Ford Motor Company announced it is against state aids for General Motors’ European brands Opel and Vauxhall. "We believe companies should pay for restructuring themselves," said Wolfgang Schneider, head of legal, governmental environmental affairs of Ford Europe. "State aid maintains weak players that should not be in the market,” added the official, quoted by the Automotive News Europe.

General Motors is looking for about EUR1.8 billion (USD 2.4 billion) in state aid from European countries that have Opel or Vauxhall factories, including Germany and the United Kingdom which are currently hosting the biggest plants. The money would be spent on a turnaround plan that aims to send home 8,300 of its 48,000 workers, reduce capacity by a fifth and return the company to profit in two years.

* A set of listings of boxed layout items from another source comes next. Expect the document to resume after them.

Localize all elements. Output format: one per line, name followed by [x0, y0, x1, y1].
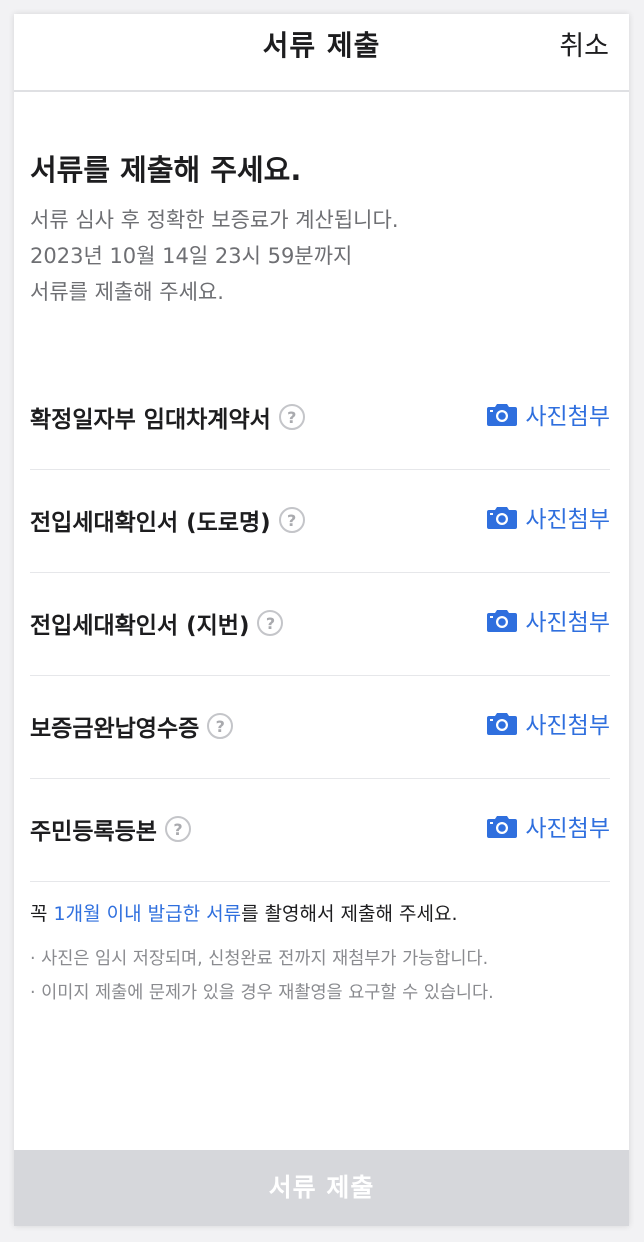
bullet-note: · 사진은 임시 저장되며, 신청완료 전까지 재첨부가 가능합니다. — [30, 949, 489, 969]
document-name: 확정일자부 임대차계약서 ? — [30, 400, 305, 434]
attach-label: 사진첨부 — [525, 610, 610, 636]
intro-desc-line-2: 2023년 10월 14일 23시 59분까지 — [30, 244, 353, 268]
attach-label: 사진첨부 — [525, 713, 610, 739]
attach-photo-button[interactable]: 사진첨부 — [487, 397, 610, 431]
bullet-note: · 이미지 제출에 문제가 있을 경우 재촬영을 요구할 수 있습니다. — [30, 983, 494, 1003]
document-name-label: 확정일자부 임대차계약서 — [30, 407, 271, 433]
document-row-resident-registration: 주민등록등본 ? 사진첨부 — [30, 779, 610, 882]
document-name-label: 주민등록등본 — [30, 819, 157, 845]
document-name: 보증금완납영수증 ? — [30, 709, 234, 743]
camera-icon — [487, 610, 518, 632]
document-name-label: 보증금완납영수증 — [30, 716, 200, 742]
document-row-lease-contract: 확정일자부 임대차계약서 ? 사진첨부 — [30, 367, 610, 470]
document-name: 전입세대확인서 (도로명) ? — [30, 503, 305, 537]
phone-screen: 서류 제출 취소 서류를 제출해 주세요. 서류 심사 후 정확한 보증료가 계… — [14, 14, 629, 1226]
document-name-label: 전입세대확인서 (도로명) — [30, 510, 271, 536]
attach-label: 사진첨부 — [525, 507, 610, 533]
attach-photo-button[interactable]: 사진첨부 — [487, 603, 610, 637]
submit-button[interactable]: 서류 제출 — [14, 1150, 629, 1226]
help-icon[interactable]: ? — [278, 404, 305, 430]
document-row-residence-road: 전입세대확인서 (도로명) ? 사진첨부 — [30, 470, 610, 573]
intro-title: 서류를 제출해 주세요. — [30, 153, 302, 187]
header: 서류 제출 취소 — [14, 14, 629, 92]
intro-desc-line-1: 서류 심사 후 정확한 보증료가 계산됩니다. — [30, 208, 399, 232]
attach-photo-button[interactable]: 사진첨부 — [487, 500, 610, 534]
document-name: 주민등록등본 ? — [30, 812, 191, 846]
attach-label: 사진첨부 — [525, 816, 610, 842]
document-name-label: 전입세대확인서 (지번) — [30, 613, 250, 639]
intro-description: 서류 심사 후 정확한 보증료가 계산됩니다. 2023년 10월 14일 23… — [30, 202, 610, 310]
document-row-residence-lot: 전입세대확인서 (지번) ? 사진첨부 — [30, 573, 610, 676]
help-icon[interactable]: ? — [278, 507, 305, 533]
help-icon[interactable]: ? — [164, 816, 191, 842]
cancel-button[interactable]: 취소 — [559, 24, 609, 63]
notes-section: 꼭 1개월 이내 발급한 서류를 촬영해서 제출해 주세요. · 사진은 임시 … — [30, 900, 615, 1010]
page-title: 서류 제출 — [262, 29, 381, 62]
notice-prefix: 꼭 — [30, 903, 54, 925]
attach-photo-button[interactable]: 사진첨부 — [487, 706, 610, 740]
notice-highlight: 1개월 이내 발급한 서류 — [53, 903, 242, 925]
document-list: 확정일자부 임대차계약서 ? 사진첨부 전입세대확인서 (도로명) ? 사진첨부… — [30, 367, 610, 882]
attach-label: 사진첨부 — [525, 404, 610, 430]
document-name: 전입세대확인서 (지번) ? — [30, 606, 284, 640]
attach-photo-button[interactable]: 사진첨부 — [487, 809, 610, 843]
camera-icon — [487, 816, 518, 838]
intro-section: 서류를 제출해 주세요. 서류 심사 후 정확한 보증료가 계산됩니다. 202… — [30, 150, 610, 310]
notice-suffix: 를 촬영해서 제출해 주세요. — [241, 903, 458, 925]
camera-icon — [487, 713, 518, 735]
help-icon[interactable]: ? — [257, 610, 284, 636]
document-row-deposit-receipt: 보증금완납영수증 ? 사진첨부 — [30, 676, 610, 779]
intro-desc-line-3: 서류를 제출해 주세요. — [30, 280, 224, 304]
help-icon[interactable]: ? — [207, 713, 234, 739]
camera-icon — [487, 404, 518, 426]
notice-text: 꼭 1개월 이내 발급한 서류를 촬영해서 제출해 주세요. — [30, 900, 615, 928]
camera-icon — [487, 507, 518, 529]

Ford’s Schneider said that gaining government funds would be a wrong thing to do, since state aid for automakers and suppliers had prevented restructuring in Europe’s auto industry, which struggles to deal with a 30 percent overcapacity. He explained on a conference call with journalists on Thursday that state aid in the form of soft loans and cash injections was not good for the overall health of the industry or companies such as Ford that restructured early.

It is not the first time when Ford criticized government aids to European automakers. The American auto giant has also spoken against the aid to Renault and PSA Peugeot-Citroen, which were awarded 3 billion euros each in low-interest loans from the French government in February 2009. The state only asked in return that Renault and PSA Peugeot Citroen promise to safeguard jobs at their factories in France.